From that jaunty number I learned:
•That director Diana Trotter perfectly understood the show’s slapstick-pratfall spirit.
•That Jerry Sciarrio, as the sly slave Pseudolus, would be an excellent chaperone through this crazy Roman world.
•That the supporting cast would be unafraid to toss in all manner of comedy shtick, ranging from Plautus to vaudeville to “Laugh-In.”
•And that the music and lyrics of Stephen Sondheim would be well-served by Trotter and music director Scott Miller.
This is far from a given, because the last two times I’ve seen “Forum,” “Comedy Tonight” was an uninspired, low-energy letdown.
Not here. Sciarrio swaggers proudly across the stage – not easy in a hot-pink tunic – and channels the stage presence and comic spirit of Zero Mostel, who originated the role. Just when you think he’s milked every nuance out of this great Sondheim number, Trotter brings in the entire cast of zany characters to do a stagewide, high-kicking chorus routine.
I dare you to see this show and not end up singing “Comedy Tonight” to yourself for at least the next 48 hours.
And it just gets better from there. This 1962 Broadway hit has just about everything a person could ask for in a comedy: bawdy puns, witty lyrics, clever slaves, pompous masters, slapstick chases, old guys dressed up like pretty women and a complete refusal to take anything seriously.
Trotter did exactly the right thing: She decided to have maximum fun. This is most evident in her use of the three Proteans, who show up in multiple roles – soldiers, eunuchs, citizens. Every time they come on, they are channeling some classic shtick – I detected everything from Groucho Marx to Stan Laurel – and the audience roared. It helps that she cast three talented young actors, Shawna Nordman, David McCarthy and Todd Kehne, in those roles.

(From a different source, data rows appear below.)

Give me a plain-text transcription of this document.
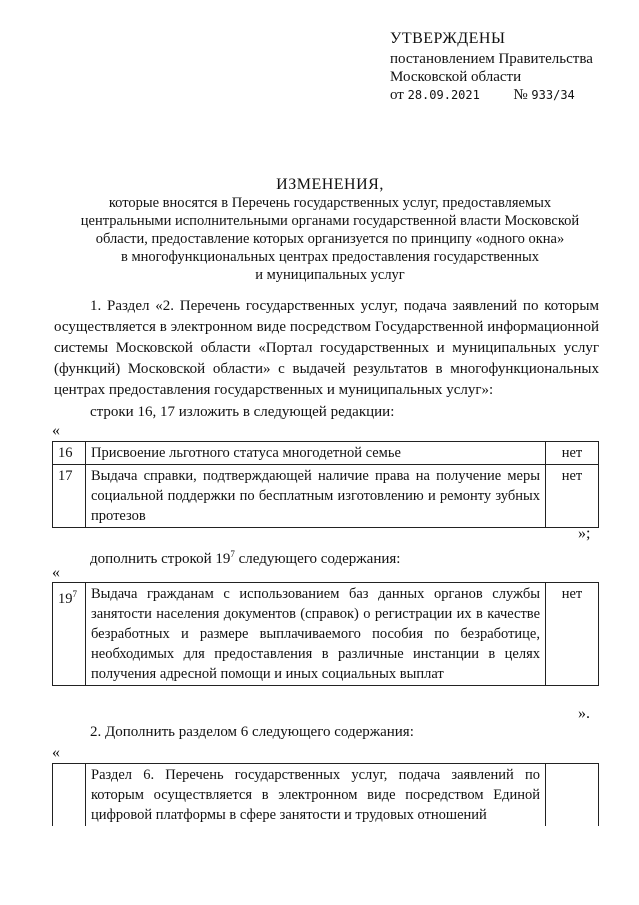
УТВЕРЖДЕНЫ
постановлением Правительства
Московской области
от 28.09.2021 № 933/34
ИЗМЕНЕНИЯ,
которые вносятся в Перечень государственных услуг, предоставляемых
центральными исполнительными органами государственной власти Московской
области, предоставление которых организуется по принципу «одного окна»
в многофункциональных центрах предоставления государственных
и муниципальных услуг
1. Раздел «2. Перечень государственных услуг, подача заявлений по которым осуществляется в электронном виде посредством Государственной информационной системы Московской области «Портал государственных и муниципальных услуг (функций) Московской области» с выдачей результатов в многофункциональных центрах предоставления государственных и муниципальных услуг»:
строки 16, 17 изложить в следующей редакции:
«
16	Присвоение льготного статуса многодетной семье	нет
17	Выдача справки, подтверждающей наличие права на получение меры социальной поддержки по бесплатным изготовлению и ремонту зубных протезов	нет
»;
дополнить строкой $19^7$ следующего содержания:
«
$19^7$	Выдача гражданам с использованием баз данных органов службы занятости населения документов (справок) о регистрации их в качестве безработных и размере выплачиваемого пособия по безработице, необходимых для предоставления в различные инстанции в целях получения адресной помощи и иных социальных выплат	нет
».
2. Дополнить разделом 6 следующего содержания:
«
	Раздел 6. Перечень государственных услуг, подача заявлений по которым осуществляется в электронном виде посредством Единой цифровой платформы в сфере занятости и трудовых отношений	
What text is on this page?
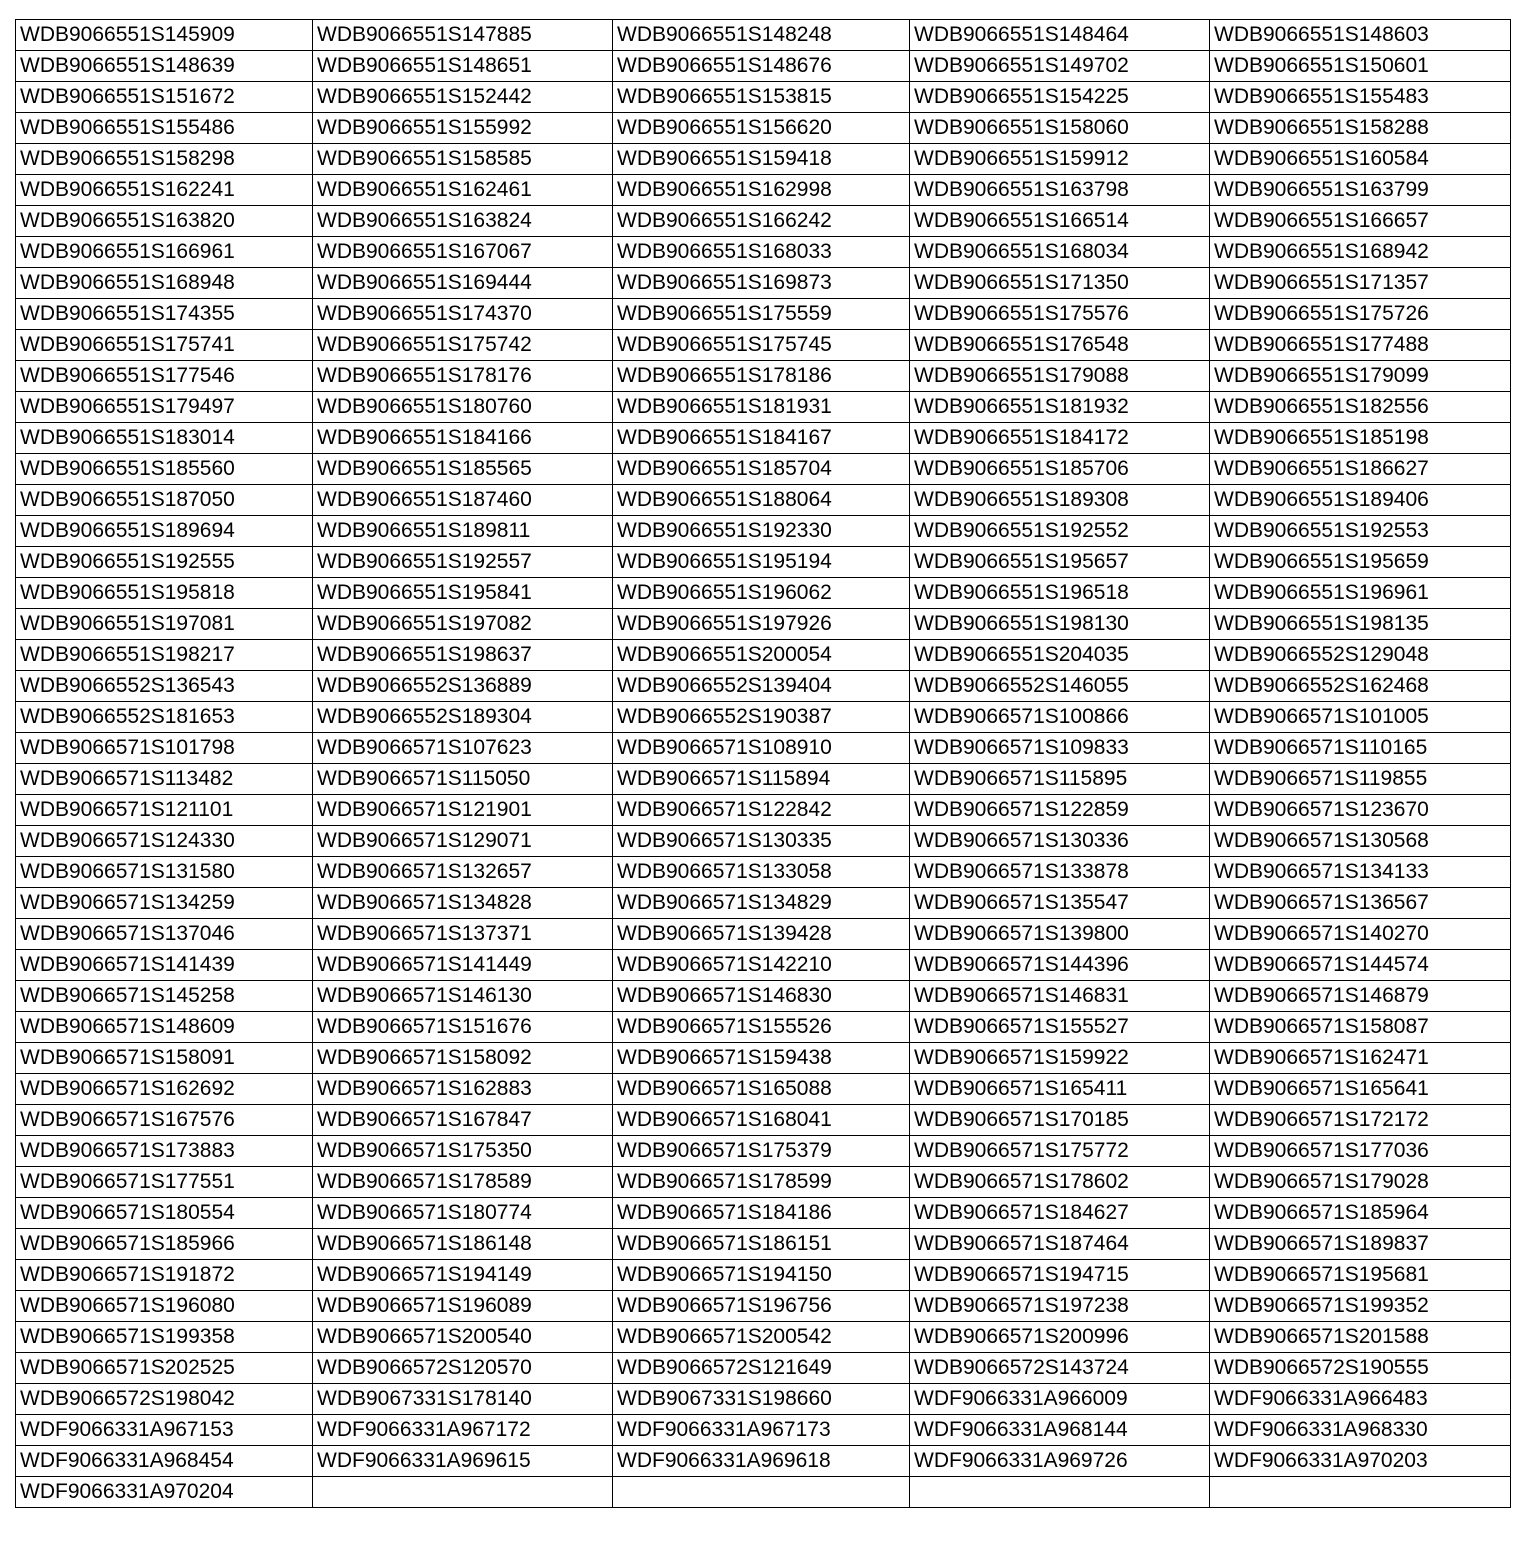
WDB9066551S145909	WDB9066551S147885	WDB9066551S148248	WDB9066551S148464	WDB9066551S148603
WDB9066551S148639	WDB9066551S148651	WDB9066551S148676	WDB9066551S149702	WDB9066551S150601
WDB9066551S151672	WDB9066551S152442	WDB9066551S153815	WDB9066551S154225	WDB9066551S155483
WDB9066551S155486	WDB9066551S155992	WDB9066551S156620	WDB9066551S158060	WDB9066551S158288
WDB9066551S158298	WDB9066551S158585	WDB9066551S159418	WDB9066551S159912	WDB9066551S160584
WDB9066551S162241	WDB9066551S162461	WDB9066551S162998	WDB9066551S163798	WDB9066551S163799
WDB9066551S163820	WDB9066551S163824	WDB9066551S166242	WDB9066551S166514	WDB9066551S166657
WDB9066551S166961	WDB9066551S167067	WDB9066551S168033	WDB9066551S168034	WDB9066551S168942
WDB9066551S168948	WDB9066551S169444	WDB9066551S169873	WDB9066551S171350	WDB9066551S171357
WDB9066551S174355	WDB9066551S174370	WDB9066551S175559	WDB9066551S175576	WDB9066551S175726
WDB9066551S175741	WDB9066551S175742	WDB9066551S175745	WDB9066551S176548	WDB9066551S177488
WDB9066551S177546	WDB9066551S178176	WDB9066551S178186	WDB9066551S179088	WDB9066551S179099
WDB9066551S179497	WDB9066551S180760	WDB9066551S181931	WDB9066551S181932	WDB9066551S182556
WDB9066551S183014	WDB9066551S184166	WDB9066551S184167	WDB9066551S184172	WDB9066551S185198
WDB9066551S185560	WDB9066551S185565	WDB9066551S185704	WDB9066551S185706	WDB9066551S186627
WDB9066551S187050	WDB9066551S187460	WDB9066551S188064	WDB9066551S189308	WDB9066551S189406
WDB9066551S189694	WDB9066551S189811	WDB9066551S192330	WDB9066551S192552	WDB9066551S192553
WDB9066551S192555	WDB9066551S192557	WDB9066551S195194	WDB9066551S195657	WDB9066551S195659
WDB9066551S195818	WDB9066551S195841	WDB9066551S196062	WDB9066551S196518	WDB9066551S196961
WDB9066551S197081	WDB9066551S197082	WDB9066551S197926	WDB9066551S198130	WDB9066551S198135
WDB9066551S198217	WDB9066551S198637	WDB9066551S200054	WDB9066551S204035	WDB9066552S129048
WDB9066552S136543	WDB9066552S136889	WDB9066552S139404	WDB9066552S146055	WDB9066552S162468
WDB9066552S181653	WDB9066552S189304	WDB9066552S190387	WDB9066571S100866	WDB9066571S101005
WDB9066571S101798	WDB9066571S107623	WDB9066571S108910	WDB9066571S109833	WDB9066571S110165
WDB9066571S113482	WDB9066571S115050	WDB9066571S115894	WDB9066571S115895	WDB9066571S119855
WDB9066571S121101	WDB9066571S121901	WDB9066571S122842	WDB9066571S122859	WDB9066571S123670
WDB9066571S124330	WDB9066571S129071	WDB9066571S130335	WDB9066571S130336	WDB9066571S130568
WDB9066571S131580	WDB9066571S132657	WDB9066571S133058	WDB9066571S133878	WDB9066571S134133
WDB9066571S134259	WDB9066571S134828	WDB9066571S134829	WDB9066571S135547	WDB9066571S136567
WDB9066571S137046	WDB9066571S137371	WDB9066571S139428	WDB9066571S139800	WDB9066571S140270
WDB9066571S141439	WDB9066571S141449	WDB9066571S142210	WDB9066571S144396	WDB9066571S144574
WDB9066571S145258	WDB9066571S146130	WDB9066571S146830	WDB9066571S146831	WDB9066571S146879
WDB9066571S148609	WDB9066571S151676	WDB9066571S155526	WDB9066571S155527	WDB9066571S158087
WDB9066571S158091	WDB9066571S158092	WDB9066571S159438	WDB9066571S159922	WDB9066571S162471
WDB9066571S162692	WDB9066571S162883	WDB9066571S165088	WDB9066571S165411	WDB9066571S165641
WDB9066571S167576	WDB9066571S167847	WDB9066571S168041	WDB9066571S170185	WDB9066571S172172
WDB9066571S173883	WDB9066571S175350	WDB9066571S175379	WDB9066571S175772	WDB9066571S177036
WDB9066571S177551	WDB9066571S178589	WDB9066571S178599	WDB9066571S178602	WDB9066571S179028
WDB9066571S180554	WDB9066571S180774	WDB9066571S184186	WDB9066571S184627	WDB9066571S185964
WDB9066571S185966	WDB9066571S186148	WDB9066571S186151	WDB9066571S187464	WDB9066571S189837
WDB9066571S191872	WDB9066571S194149	WDB9066571S194150	WDB9066571S194715	WDB9066571S195681
WDB9066571S196080	WDB9066571S196089	WDB9066571S196756	WDB9066571S197238	WDB9066571S199352
WDB9066571S199358	WDB9066571S200540	WDB9066571S200542	WDB9066571S200996	WDB9066571S201588
WDB9066571S202525	WDB9066572S120570	WDB9066572S121649	WDB9066572S143724	WDB9066572S190555
WDB9066572S198042	WDB9067331S178140	WDB9067331S198660	WDF9066331A966009	WDF9066331A966483
WDF9066331A967153	WDF9066331A967172	WDF9066331A967173	WDF9066331A968144	WDF9066331A968330
WDF9066331A968454	WDF9066331A969615	WDF9066331A969618	WDF9066331A969726	WDF9066331A970203
WDF9066331A970204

Trotter also did a great job of casting the rest of the show. Gary Pierce is the very embodiment of Hysterium, the obsequious and highly nervous foil to Sciarrio’s Pseudolus. He flaps his arms, he screams, he roars – he makes Jerry Lewis seem demure.
Robert Wamsley is priceless as the rich master, a smugly smiling wall of purple toga. Lauralynn (Lulu) Stafford is his equal as Domina, the battle-axe wife.
Virtually everyone else in the supporting cast contributes laughs, ranging from the va-va-voom courtesan Gymnasia (Jess Liles) to the daft old man Erronius (George Morrison), who is fated to trot endlessly around Rome, showing up only occasionally to proclaim, “Second time around!”
David Baker’s pastel-colored Roman cartoon of a set was so impressive, it got its own round of applause when it was unveiled. The action takes place in three villas on three levels. The rich toga-and-tunic costumes, by Jan Wanless and Susan Berger, managed to have their own distinct comic personalities.
Best of all are the musical numbers, especially the priceless “Everybody Ought to Have a Maid,” in which four Roman males sing a bawdy ode to the advantages of having a “serving girl, a working girl” around the house.
As the lyrics to “Comedy Tonight” say: “Morals tomorrow, comedy tonight.”